When my parents got married, it was not uncommon for there to be a number of years difference in ages. My mom’s parents were sixteen years different in age, and my parents were twelve years different in age. The first time Mom met Dad, she was a starry-eyed girl looking at a very handsome man for the first time, but somehow, she knew that he would be the one, and so he was. Of course, it would be a number of years later that they would actually marry, because she had some growing up to do. Nevertheless, she was just 17 years old when they did get married.

They took a honeymoon that took them to their new home in Superior, Wisconsin, and just ten months later they were new parents to Cheryl. Life was good. Mom was making new friends in her new home, mostly Dad’s family, which was fine, because she was a bit shy. In fact, her family has always been her friends, along with a couple of close girlfriends. She liked it that way. Better to have a close circle of friends and family, than a world of acquaintances. The years that followed brought four more daughters, Caryn (me), Caryl, Alena, and Allyn…in fairly close succession. The years also brought a move back to Mom’s hometown of Casper, Wyoming, because she really missed her family…Mom had six sisters (Evelyn Hushman, Virginia Beadle, Delores Johnson, Bonnie McDaniels, Dixie Richards, and Sandy Pattan), and two brothers (Larry Byer and Wayne Byer). Being used to a big family with lots of activities and comradery, Mom had really missed her childhood home, but she also, always missed the family and friends she left behind in Superior, Wisconsin too. Dad missed his family too, but he knew that his bride needed to be close to her family, so he brought her home.
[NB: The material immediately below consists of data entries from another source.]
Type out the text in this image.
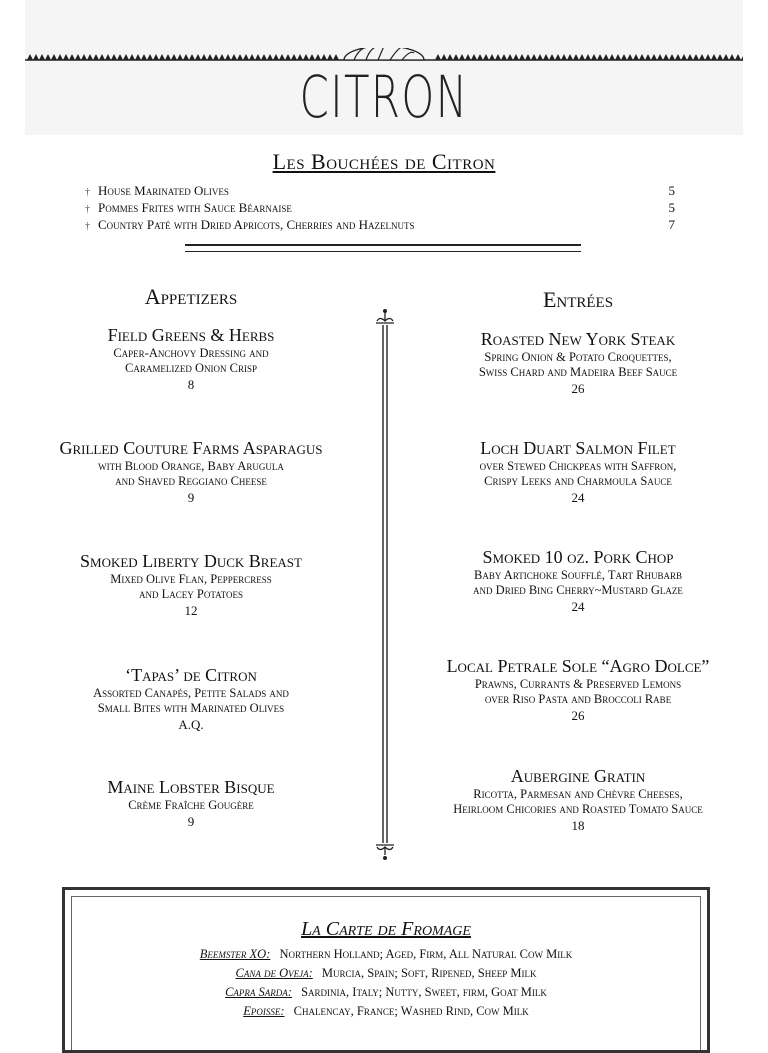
CITRON
Les Bouchées de Citron
† House Marinated Olives	5
† Pommes Frites with Sauce Béarnaise	5
† Country Paté with Dried Apricots, Cherries and Hazelnuts	7
Appetizers
Field Greens & Herbs
Caper-Anchovy Dressing and
Caramelized Onion Crisp
8
Grilled Couture Farms Asparagus
with Blood Orange, Baby Arugula
and Shaved Reggiano Cheese
9
Smoked Liberty Duck Breast
Mixed Olive Flan, Peppercress
and Lacey Potatoes
12
‘Tapas’ de Citron
Assorted Canapés, Petite Salads and
Small Bites with Marinated Olives
A.Q.
Maine Lobster Bisque
Crème Fraîche Gougère
9
Entrées
Roasted New York Steak
Spring Onion & Potato Croquettes,
Swiss Chard and Madeira Beef Sauce
26
Loch Duart Salmon Filet
over Stewed Chickpeas with Saffron,
Crispy Leeks and Charmoula Sauce
24
Smoked 10 oz. Pork Chop
Baby Artichoke Soufflé, Tart Rhubarb
and Dried Bing Cherry~Mustard Glaze
24
Local Petrale Sole “Agro Dolce”
Prawns, Currants & Preserved Lemons
over Riso Pasta and Broccoli Rabe
26
Aubergine Gratin
Ricotta, Parmesan and Chèvre Cheeses,
Heirloom Chicories and Roasted Tomato Sauce
18
La Carte de Fromage
Beemster XO: Northern Holland; Aged, Firm, All Natural Cow Milk
Cana de Oveja: Murcia, Spain; Soft, Ripened, Sheep Milk
Capra Sarda: Sardinia, Italy; Nutty, Sweet, firm, Goat Milk
Epoisse: Chalencay, France; Washed Rind, Cow Milk
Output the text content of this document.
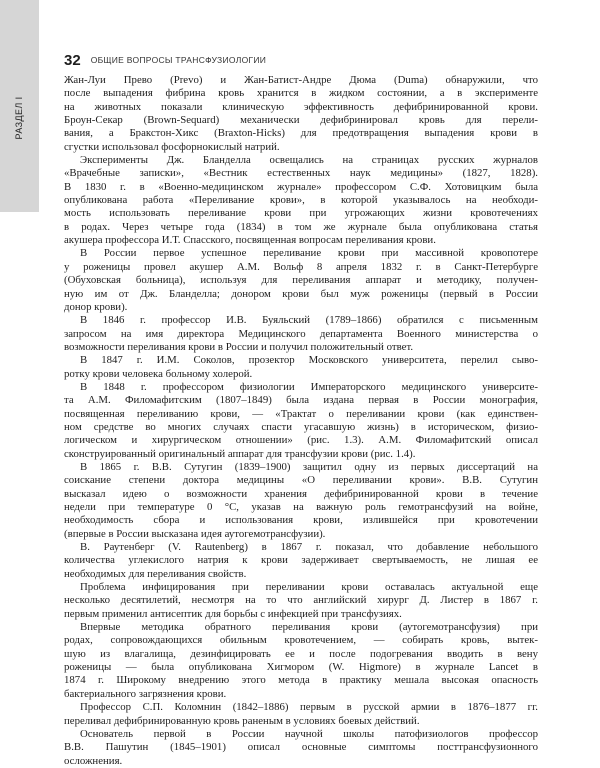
РАЗДЕЛ I
32 ОБЩИЕ ВОПРОСЫ ТРАНСФУЗИОЛОГИИ

Жан-Луи Прево (Prevo) и Жан-Батист-Андре Дюма (Duma) обнаружили, что
после выпадения фибрина кровь хранится в жидком состоянии, а в эксперименте
на животных показали клиническую эффективность дефибринированной крови.
Броун-Секар (Brown-Sequard) механически дефибринировал кровь для перели-
вания, а Бракстон-Хикс (Braxton-Hicks) для предотвращения выпадения крови в
сгустки использовал фосфорнокислый натрий.

Эксперименты Дж. Бланделла освещались на страницах русских журналов
«Врачебные записки», «Вестник естественных наук медицины» (1827, 1828).
В 1830 г. в «Военно-медицинском журнале» профессором С.Ф. Хотовицким была
опубликована работа «Переливание крови», в которой указывалось на необходи-
мость использовать переливание крови при угрожающих жизни кровотечениях
в родах. Через четыре года (1834) в том же журнале была опубликована статья
акушера профессора И.Т. Спасского, посвященная вопросам переливания крови.

В России первое успешное переливание крови при массивной кровопотере
у роженицы провел акушер А.М. Вольф 8 апреля 1832 г. в Санкт-Петербурге
(Обуховская больница), используя для переливания аппарат и методику, получен-
ную им от Дж. Бланделла; донором крови был муж роженицы (первый в России
донор крови).

В 1846 г. профессор И.В. Буяльский (1789–1866) обратился с письменным
запросом на имя директора Медицинского департамента Военного министерства о
возможности переливания крови в России и получил положительный ответ.

В 1847 г. И.М. Соколов, прозектор Московского университета, перелил сыво-
ротку крови человека больному холерой.

В 1848 г. профессором физиологии Императорского медицинского университе-
та А.М. Филомафитским (1807–1849) была издана первая в России монография,
посвященная переливанию крови, — «Трактат о переливании крови (как единствен-
ном средстве во многих случаях спасти угасавшую жизнь) в историческом, физио-
логическом и хирургическом отношении» (рис. 1.3). А.М. Филомафитский описал
сконструированный оригинальный аппарат для трансфузии крови (рис. 1.4).

В 1865 г. В.В. Сутугин (1839–1900) защитил одну из первых диссертаций на
соискание степени доктора медицины «О переливании крови». В.В. Сутугин
высказал идею о возможности хранения дефибринированной крови в течение
недели при температуре 0 °С, указав на важную роль гемотрансфузий на войне,
необходимость сбора и использования крови, излившейся при кровотечении
(впервые в России высказана идея аутогемотрансфузии).

В. Раутенберг (V. Rautenberg) в 1867 г. показал, что добавление небольшого
количества углекислого натрия к крови задерживает свертываемость, не лишая ее
необходимых для переливания свойств.

Проблема инфицирования при переливании крови оставалась актуальной еще
несколько десятилетий, несмотря на то что английский хирург Д. Листер в 1867 г.
первым применил антисептик для борьбы с инфекцией при трансфузиях.

Впервые методика обратного переливания крови (аутогемотрансфузия) при
родах, сопровождающихся обильным кровотечением, — собирать кровь, вытек-
шую из влагалища, дезинфицировать ее и после подогревания вводить в вену
роженицы — была опубликована Хигмором (W. Higmore) в журнале Lancet в
1874 г. Широкому внедрению этого метода в практику мешала высокая опасность
бактериального загрязнения крови.

Профессор С.П. Коломнин (1842–1886) первым в русской армии в 1876–1877 гг.
переливал дефибринированную кровь раненым в условиях боевых действий.

Основатель первой в России научной школы патофизиологов профессор
В.В. Пашутин (1845–1901) описал основные симптомы посттрансфузионного
осложнения.
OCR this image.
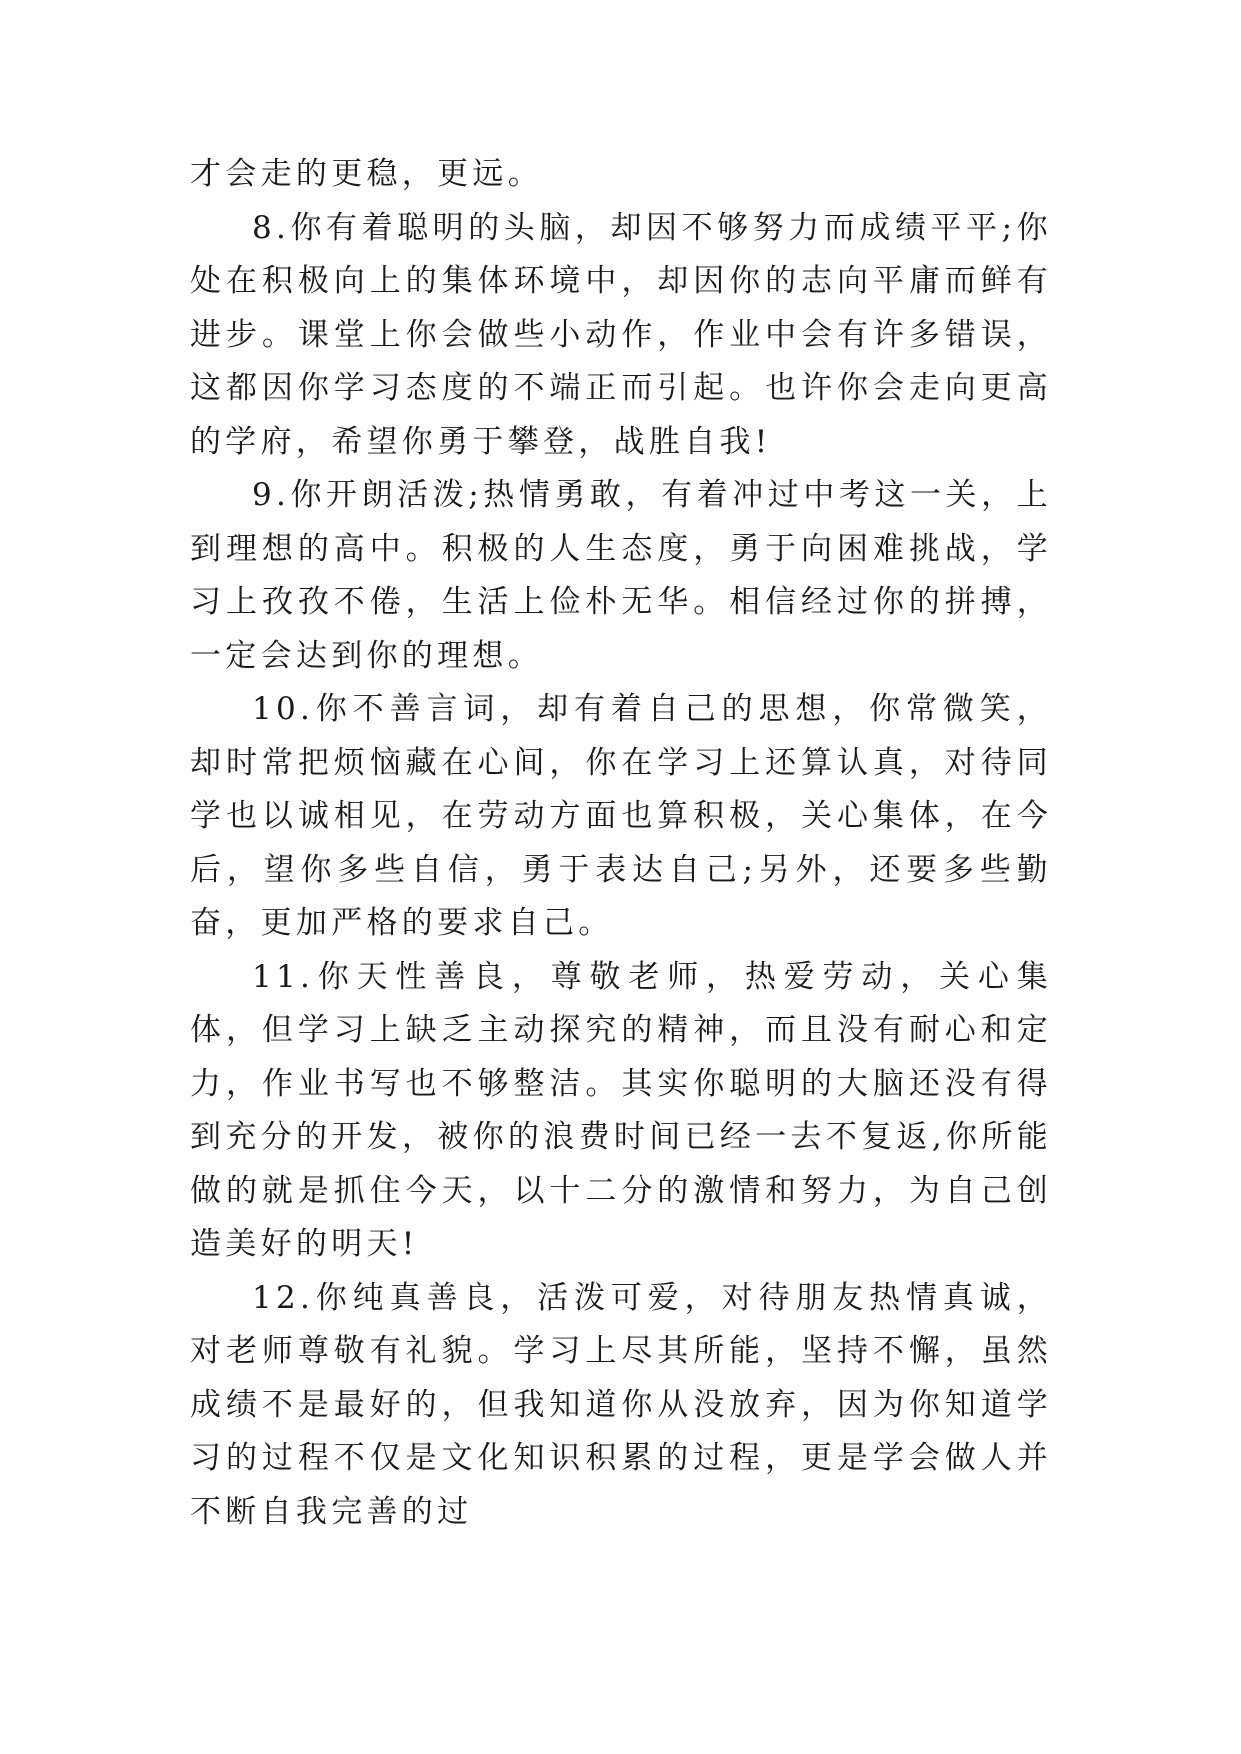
才会走的更稳，更远。

8.你有着聪明的头脑，却因不够努力而成绩平平;你处在积极向上的集体环境中，却因你的志向平庸而鲜有进步。课堂上你会做些小动作，作业中会有许多错误，这都因你学习态度的不端正而引起。也许你会走向更高的学府，希望你勇于攀登，战胜自我!

9.你开朗活泼;热情勇敢，有着冲过中考这一关，上到理想的高中。积极的人生态度，勇于向困难挑战，学习上孜孜不倦，生活上俭朴无华。相信经过你的拼搏，一定会达到你的理想。

10.你不善言词，却有着自己的思想，你常微笑，却时常把烦恼藏在心间，你在学习上还算认真，对待同学也以诚相见，在劳动方面也算积极，关心集体，在今后，望你多些自信，勇于表达自己;另外，还要多些勤奋，更加严格的要求自己。

11.你天性善良，尊敬老师，热爱劳动，关心集体，但学习上缺乏主动探究的精神，而且没有耐心和定力，作业书写也不够整洁。其实你聪明的大脑还没有得到充分的开发，被你的浪费时间已经一去不复返,你所能做的就是抓住今天，以十二分的激情和努力，为自己创造美好的明天!

12.你纯真善良，活泼可爱，对待朋友热情真诚，对老师尊敬有礼貌。学习上尽其所能，坚持不懈，虽然成绩不是最好的，但我知道你从没放弃，因为你知道学习的过程不仅是文化知识积累的过程，更是学会做人并不断自我完善的过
My parents’ story is a true love story, filled with respect for each other, and working toward a common goal. Their favorite place to be, was together. While they loved to travel, it really didn’t matter where they were, as long as they were together. Their life was their family, kids and grandkids. They rejoiced over each and every one of us. When the grandchildren, great grandchildren, and even great great grandchildren began to arrive they were reminded that these were the rewards of long life, and they knew that they were very blessed. They always taught their family to love the Lord, and to have faith in Him, no matter what the circumstances looked like. They taught us that God could always make a way, even when there seemed to be no way. They gave us strength to go on, even when things seemed to be falling apart…not that our lives fell apart much. We really did lead blessed lives, and I think it was the teachings of our parents that made that possible. I am so grateful for the parents that God blessed me with. While there is no marriage in Heaven, I know that they are celebrating the children, grandchildren, great grandchildren, and great great grandchildren that were born into their earthly marriage and having a blessed day.